Zinc: Zinc gained 0.1% to $3,527. An incident at Nexa Resources Cajamarquilla zinc smelter in Peru has put supply worries back into the picture. The smelter is responsible for producing around 344,400 tons of zinc per year and is the largest in Latin America. Supply worries have been a theme in the market for some time, with the International Lead and Zinc Study Group previously announcing there to be a 19,000 ton deficit this year.
Aluminum: Aluminum was up 1.2% at $3,611. The conflict in the Guld has removed roughly 4% of global aluminum supply, while damage to production facilities has exacerbated further supply worries.
Tin: Tin added 0.5% to $52,850.
Lead: Lead ceded 0.5% to $1,972.
Nickel: Nickel gained 2.3% to $18,990 as supply worries resurfaced over supplies from Indonesia. China’s Tsingshan Group asked smelters at its Weda Bay industrial park to divert power to aluminum production in favor of higher prices and better margins. Indonesia recently suspended nickel mining licenses for several companies after they failed to submit required documentation regarding their 2026 mining plans.
PRECIOUS METALS
Gold: June COMEX contracts are fell 0.8% to $4,520, as markets await the outcome of President Trump’s pause in strikes against Iran, which he announced yesterday afternoon. Trump explicitly stated the US can hold off only “another day or two”. A resumption of US strikes would spark further oil price gains, extend the inflation shock, and trigger a broad risk-off selloff amid the retaliatory strikes from Iran, while a deal or framework peace agreement would reverse the recent trends across equities, treasuries, metals, and currencies.
Expectations that the Fed will raise rates, materially higher yields, and a stronger dollar are creating a challenging environment for gains in the metal.
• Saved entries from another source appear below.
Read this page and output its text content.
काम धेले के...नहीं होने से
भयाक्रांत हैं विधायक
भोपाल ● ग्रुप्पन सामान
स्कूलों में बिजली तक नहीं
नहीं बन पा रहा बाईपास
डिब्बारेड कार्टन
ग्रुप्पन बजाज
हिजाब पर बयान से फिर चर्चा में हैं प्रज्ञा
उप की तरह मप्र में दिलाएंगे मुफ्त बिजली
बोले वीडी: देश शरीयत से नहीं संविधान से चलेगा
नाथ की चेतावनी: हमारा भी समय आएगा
Spiraling inflation concerns are prompting the aggressive selling rather than the classic flight-to-quality buying one would expect given the geopolitical backdrop. Recent trends have shown that gold is now positively correlated with equity performance. Still, structural support for gold remains intact with central bank purchasing expected to offer underlying support amid lower prices and elevated yields. Several large banks have trimmed their near-term price forecast for gold amid softer investor demand; JP Morgan cut its average price forecast to $5,243 from $5,708.
Silver: Silver futures are nearly 3% lower at $75.16.